Background: Determine the effect of intraoperative fluids (IOFs) administered during cytoreductive surgery (CRS) and hyperthermic intraperitoneal chemotherapy (HIPEC) on postoperative patient outcomes.
Methods: Retrospective cohort study of patients that underwent CRS/HIPEC from February 2010 to June 2017.

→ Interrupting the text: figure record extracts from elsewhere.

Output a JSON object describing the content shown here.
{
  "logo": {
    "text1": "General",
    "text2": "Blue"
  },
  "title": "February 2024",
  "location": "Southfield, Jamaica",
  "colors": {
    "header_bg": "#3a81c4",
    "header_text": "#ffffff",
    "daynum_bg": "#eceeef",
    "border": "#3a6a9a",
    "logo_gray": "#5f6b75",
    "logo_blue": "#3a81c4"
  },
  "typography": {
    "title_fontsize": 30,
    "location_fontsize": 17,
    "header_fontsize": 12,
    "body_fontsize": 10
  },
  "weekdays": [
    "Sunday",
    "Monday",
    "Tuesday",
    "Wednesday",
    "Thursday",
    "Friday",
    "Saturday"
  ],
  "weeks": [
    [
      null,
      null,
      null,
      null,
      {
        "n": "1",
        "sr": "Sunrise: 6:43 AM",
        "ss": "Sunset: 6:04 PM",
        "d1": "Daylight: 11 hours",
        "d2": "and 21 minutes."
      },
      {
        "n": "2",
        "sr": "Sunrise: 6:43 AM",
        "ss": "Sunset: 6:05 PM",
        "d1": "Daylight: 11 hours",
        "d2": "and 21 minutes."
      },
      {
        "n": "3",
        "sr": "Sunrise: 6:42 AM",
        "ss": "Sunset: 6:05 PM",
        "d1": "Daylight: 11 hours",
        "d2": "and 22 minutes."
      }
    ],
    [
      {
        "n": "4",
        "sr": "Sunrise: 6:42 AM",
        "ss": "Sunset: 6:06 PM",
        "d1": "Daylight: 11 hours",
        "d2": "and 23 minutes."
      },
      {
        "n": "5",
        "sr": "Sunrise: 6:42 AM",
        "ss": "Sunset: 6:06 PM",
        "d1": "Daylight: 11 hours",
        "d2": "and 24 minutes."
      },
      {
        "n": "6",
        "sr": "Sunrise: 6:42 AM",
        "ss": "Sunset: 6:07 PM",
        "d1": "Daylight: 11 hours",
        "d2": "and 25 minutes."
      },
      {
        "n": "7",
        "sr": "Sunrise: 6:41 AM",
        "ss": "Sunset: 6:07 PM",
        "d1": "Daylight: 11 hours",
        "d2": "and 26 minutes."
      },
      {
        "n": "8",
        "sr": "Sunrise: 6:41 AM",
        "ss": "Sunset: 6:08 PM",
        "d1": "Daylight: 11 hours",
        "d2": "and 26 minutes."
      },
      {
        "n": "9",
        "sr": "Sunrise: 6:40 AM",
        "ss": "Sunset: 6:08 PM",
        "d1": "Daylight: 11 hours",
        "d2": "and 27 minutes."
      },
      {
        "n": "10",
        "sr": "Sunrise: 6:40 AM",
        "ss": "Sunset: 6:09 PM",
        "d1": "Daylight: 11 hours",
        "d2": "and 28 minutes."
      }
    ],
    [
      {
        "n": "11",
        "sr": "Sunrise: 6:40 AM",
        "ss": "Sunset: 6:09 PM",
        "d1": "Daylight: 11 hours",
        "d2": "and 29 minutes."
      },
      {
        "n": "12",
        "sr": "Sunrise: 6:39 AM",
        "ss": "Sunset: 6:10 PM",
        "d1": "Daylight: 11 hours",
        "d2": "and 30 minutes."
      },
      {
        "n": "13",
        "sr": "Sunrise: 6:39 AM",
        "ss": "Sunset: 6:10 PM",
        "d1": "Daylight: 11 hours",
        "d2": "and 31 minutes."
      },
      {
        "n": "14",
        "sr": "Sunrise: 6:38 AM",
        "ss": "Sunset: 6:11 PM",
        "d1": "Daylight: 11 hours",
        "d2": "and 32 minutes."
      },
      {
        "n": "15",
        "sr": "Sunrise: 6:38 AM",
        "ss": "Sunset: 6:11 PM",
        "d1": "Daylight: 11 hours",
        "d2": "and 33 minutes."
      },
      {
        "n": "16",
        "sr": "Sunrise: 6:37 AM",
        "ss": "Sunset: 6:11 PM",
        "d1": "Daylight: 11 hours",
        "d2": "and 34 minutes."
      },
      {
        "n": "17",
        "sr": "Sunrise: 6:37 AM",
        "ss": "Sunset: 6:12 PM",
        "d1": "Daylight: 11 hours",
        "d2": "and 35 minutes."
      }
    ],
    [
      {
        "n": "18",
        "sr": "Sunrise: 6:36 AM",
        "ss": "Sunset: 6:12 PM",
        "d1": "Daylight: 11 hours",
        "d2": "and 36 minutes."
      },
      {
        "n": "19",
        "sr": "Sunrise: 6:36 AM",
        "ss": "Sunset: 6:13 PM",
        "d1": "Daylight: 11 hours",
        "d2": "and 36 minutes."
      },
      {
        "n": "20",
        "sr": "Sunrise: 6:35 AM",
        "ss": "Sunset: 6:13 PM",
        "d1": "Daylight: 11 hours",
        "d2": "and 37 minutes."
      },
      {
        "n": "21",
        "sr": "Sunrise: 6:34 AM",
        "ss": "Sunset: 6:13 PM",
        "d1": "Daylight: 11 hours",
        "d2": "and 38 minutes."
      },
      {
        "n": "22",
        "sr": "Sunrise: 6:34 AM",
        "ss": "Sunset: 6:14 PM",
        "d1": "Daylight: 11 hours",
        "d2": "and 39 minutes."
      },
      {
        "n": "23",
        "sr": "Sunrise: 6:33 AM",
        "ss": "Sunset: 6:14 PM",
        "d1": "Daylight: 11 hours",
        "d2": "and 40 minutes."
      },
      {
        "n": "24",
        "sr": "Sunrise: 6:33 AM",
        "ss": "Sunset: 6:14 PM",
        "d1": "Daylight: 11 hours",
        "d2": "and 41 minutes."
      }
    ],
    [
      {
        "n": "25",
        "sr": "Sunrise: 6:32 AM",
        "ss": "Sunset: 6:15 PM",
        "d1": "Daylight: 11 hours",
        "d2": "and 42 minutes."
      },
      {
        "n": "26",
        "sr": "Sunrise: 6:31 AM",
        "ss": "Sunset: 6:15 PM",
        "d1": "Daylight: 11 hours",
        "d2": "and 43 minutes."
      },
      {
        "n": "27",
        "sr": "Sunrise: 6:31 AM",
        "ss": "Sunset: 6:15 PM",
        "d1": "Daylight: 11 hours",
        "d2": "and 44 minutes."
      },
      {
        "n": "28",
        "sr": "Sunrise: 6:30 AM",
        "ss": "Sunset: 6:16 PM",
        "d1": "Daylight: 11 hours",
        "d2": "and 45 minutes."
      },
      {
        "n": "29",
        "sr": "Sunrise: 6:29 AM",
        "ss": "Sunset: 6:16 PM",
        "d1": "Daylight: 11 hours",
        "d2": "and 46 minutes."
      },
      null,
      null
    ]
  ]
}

Results: A total of 335 patients formed the cohort study. Patients who received higher IOFs had longer hospital length of stay (LOS) (34 vs. 22.5 days; P<0.001), extended intensive care unit (ICU) admission (5.3 vs. 3.2 days; P<0.001) and a 12% increase in grade 3/4 complications (P<0.001). Greater amounts of blood product transfusion were associated with longer hospital LOS (33.7 vs. 23 days; P<0.001), and ICU admission (5 vs. 3.4 days; P<0.001) and 12% increase in grade 3/4 complications (P<0.001). When corrected for weight and peritoneal cancer index (PCI), increased transfusion of blood products still resulted in longer hospital LOS (31.2 vs. 25.2 days; P=0.04) and longer ICU admission (4.7 vs. 3.6 days; P=0.03). On multivariable analysis, less blood product transfusions demonstrated a decreased LOS in hospital by 4.8 days (P=0.01) and fewer grade 3/4 complications (OR 0.59; 95% CI, 0.35–0.99; P=0.05).
Conclusions: Greater IOF administration is associated with an increase in postoperative morbidity, including hospital LOS, ICU admission and grade 3/4 complications, in patients undergoing CRS/HIPEC.